Improving Adversarial Robustness of Attribution via Implicit Regularization
For practitioners needing robust explainability in deep learning, this work provides a computationally cheap alternative to explicit regularization, while revealing a fundamental limitation of attention-based attributions.
The paper shows that adversarial robustness of attributions can be achieved implicitly through standard SGD training, without explicit regularization, and demonstrates this across architectures and datasets with negligible overhead. It also identifies that softmax normalization in attention mechanisms limits this robustness, which can be restored by using kernel-based attention.

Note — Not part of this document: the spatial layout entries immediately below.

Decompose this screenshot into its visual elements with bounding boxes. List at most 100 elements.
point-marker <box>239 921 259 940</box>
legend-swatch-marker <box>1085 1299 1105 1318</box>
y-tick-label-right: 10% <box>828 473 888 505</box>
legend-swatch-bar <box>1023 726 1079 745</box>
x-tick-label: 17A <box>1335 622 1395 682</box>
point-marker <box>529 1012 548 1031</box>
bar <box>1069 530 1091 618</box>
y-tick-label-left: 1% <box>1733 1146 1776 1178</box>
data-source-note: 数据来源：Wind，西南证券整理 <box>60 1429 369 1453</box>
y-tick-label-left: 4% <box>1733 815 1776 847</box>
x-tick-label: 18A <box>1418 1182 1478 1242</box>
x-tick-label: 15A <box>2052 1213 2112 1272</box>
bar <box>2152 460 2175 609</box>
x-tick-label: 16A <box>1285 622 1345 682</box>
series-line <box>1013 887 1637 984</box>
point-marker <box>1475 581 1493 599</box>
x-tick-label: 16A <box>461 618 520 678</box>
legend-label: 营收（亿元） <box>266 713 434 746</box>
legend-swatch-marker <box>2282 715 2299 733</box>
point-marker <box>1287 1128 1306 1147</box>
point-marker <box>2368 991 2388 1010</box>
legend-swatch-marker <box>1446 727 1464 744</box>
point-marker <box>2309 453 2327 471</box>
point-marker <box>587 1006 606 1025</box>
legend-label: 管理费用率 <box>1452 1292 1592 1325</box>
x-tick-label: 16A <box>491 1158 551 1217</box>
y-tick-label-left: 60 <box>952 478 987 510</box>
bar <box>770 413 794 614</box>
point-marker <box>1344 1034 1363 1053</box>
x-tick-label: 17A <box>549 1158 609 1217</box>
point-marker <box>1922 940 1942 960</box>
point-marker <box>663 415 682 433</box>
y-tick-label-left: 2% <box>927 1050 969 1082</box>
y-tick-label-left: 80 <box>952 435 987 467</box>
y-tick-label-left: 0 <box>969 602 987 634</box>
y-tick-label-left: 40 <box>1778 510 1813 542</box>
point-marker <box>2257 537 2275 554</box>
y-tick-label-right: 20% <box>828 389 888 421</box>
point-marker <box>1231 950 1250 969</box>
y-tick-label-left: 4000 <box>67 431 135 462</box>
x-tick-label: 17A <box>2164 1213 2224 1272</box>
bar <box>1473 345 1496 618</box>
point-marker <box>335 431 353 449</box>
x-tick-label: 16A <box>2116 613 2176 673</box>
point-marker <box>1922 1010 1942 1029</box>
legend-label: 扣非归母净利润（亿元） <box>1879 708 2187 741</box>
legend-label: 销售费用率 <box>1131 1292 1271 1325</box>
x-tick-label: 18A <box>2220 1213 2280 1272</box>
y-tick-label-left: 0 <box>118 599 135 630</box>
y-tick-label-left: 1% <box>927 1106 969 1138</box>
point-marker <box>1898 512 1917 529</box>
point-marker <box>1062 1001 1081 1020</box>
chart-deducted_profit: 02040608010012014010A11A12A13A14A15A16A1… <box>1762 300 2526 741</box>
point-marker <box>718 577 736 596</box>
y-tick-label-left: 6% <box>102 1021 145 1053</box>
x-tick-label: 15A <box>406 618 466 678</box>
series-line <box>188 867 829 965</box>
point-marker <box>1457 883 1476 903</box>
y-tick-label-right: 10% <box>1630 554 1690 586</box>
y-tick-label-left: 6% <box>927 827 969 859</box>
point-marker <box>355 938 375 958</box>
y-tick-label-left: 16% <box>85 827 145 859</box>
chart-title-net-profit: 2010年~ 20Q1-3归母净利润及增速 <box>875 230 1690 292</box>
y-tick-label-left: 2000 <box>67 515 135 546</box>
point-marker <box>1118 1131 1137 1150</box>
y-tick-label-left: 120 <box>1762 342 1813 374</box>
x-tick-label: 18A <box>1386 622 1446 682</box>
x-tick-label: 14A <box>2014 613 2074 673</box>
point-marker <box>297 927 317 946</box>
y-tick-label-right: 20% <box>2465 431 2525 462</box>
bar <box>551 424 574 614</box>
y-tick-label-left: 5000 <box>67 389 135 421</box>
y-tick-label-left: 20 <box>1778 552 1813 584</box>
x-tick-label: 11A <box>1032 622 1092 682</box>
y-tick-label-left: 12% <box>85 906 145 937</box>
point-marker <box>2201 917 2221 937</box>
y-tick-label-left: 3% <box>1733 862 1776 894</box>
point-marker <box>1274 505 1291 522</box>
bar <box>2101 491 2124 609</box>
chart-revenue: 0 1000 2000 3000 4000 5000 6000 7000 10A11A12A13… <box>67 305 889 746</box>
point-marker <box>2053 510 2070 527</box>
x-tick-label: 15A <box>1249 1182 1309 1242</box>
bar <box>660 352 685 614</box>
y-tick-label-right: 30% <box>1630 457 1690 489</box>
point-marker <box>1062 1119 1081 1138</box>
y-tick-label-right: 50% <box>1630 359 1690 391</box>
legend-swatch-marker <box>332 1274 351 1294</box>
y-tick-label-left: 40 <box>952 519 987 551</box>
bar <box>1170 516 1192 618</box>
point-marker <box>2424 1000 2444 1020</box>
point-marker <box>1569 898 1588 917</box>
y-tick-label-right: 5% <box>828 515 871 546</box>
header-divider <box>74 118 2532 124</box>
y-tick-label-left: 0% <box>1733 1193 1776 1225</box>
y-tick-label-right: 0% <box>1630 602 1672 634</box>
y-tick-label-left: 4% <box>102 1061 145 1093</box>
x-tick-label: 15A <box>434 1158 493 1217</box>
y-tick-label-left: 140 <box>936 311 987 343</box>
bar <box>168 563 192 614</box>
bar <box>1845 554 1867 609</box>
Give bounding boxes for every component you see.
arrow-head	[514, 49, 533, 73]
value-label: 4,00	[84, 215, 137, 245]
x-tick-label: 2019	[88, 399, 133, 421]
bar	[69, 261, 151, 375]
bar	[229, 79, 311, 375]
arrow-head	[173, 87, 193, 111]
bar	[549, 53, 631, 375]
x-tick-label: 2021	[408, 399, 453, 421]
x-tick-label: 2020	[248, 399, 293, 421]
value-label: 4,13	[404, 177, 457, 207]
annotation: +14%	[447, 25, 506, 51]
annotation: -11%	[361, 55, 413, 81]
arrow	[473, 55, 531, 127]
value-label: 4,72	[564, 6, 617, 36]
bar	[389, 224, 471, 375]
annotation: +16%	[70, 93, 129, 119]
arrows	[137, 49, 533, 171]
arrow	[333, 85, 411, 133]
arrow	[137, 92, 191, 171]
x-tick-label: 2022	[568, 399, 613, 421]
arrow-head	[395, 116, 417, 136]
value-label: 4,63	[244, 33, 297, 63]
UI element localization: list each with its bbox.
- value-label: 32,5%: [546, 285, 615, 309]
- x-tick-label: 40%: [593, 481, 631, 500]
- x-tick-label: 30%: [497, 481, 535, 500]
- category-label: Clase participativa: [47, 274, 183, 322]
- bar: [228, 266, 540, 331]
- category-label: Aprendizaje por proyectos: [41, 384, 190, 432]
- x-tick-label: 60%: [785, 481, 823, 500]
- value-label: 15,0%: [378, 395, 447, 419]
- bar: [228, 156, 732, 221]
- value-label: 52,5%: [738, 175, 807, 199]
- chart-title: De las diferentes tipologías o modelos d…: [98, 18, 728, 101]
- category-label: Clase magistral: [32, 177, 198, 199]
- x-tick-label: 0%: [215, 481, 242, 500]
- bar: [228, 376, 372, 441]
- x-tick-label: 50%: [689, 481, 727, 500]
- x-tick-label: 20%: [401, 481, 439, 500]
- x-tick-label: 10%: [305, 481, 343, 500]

The adversarial robustness of attributions is a fundamental requirement for reliable explainability in deep learning, yet existing approaches typically rely on computationally expensive explicit regularization. In this work, we show that attribution robustness can arise implicitly from the learning dynamics of standard stochastic gradient descent. We theoretically motivate this effect through connections between parameter-space and input-space curvature, and validate it across architectures, datasets, and attribution methods, with negligible computational overhead. In contrast, we prove that such robustness gains often does not transfer to attention-based attribution under softmax normalization, due to inherent entropy constraints, and we validate this limitation experimentally. Finally, we show that replacing softmax attention with kernel-based attention restores the robustness gains in transformer models. Our results highlight learning dynamics as a principled and practical mechanism for robust explainability, and reveal fundamental limitations of attention-based attribution under normalization.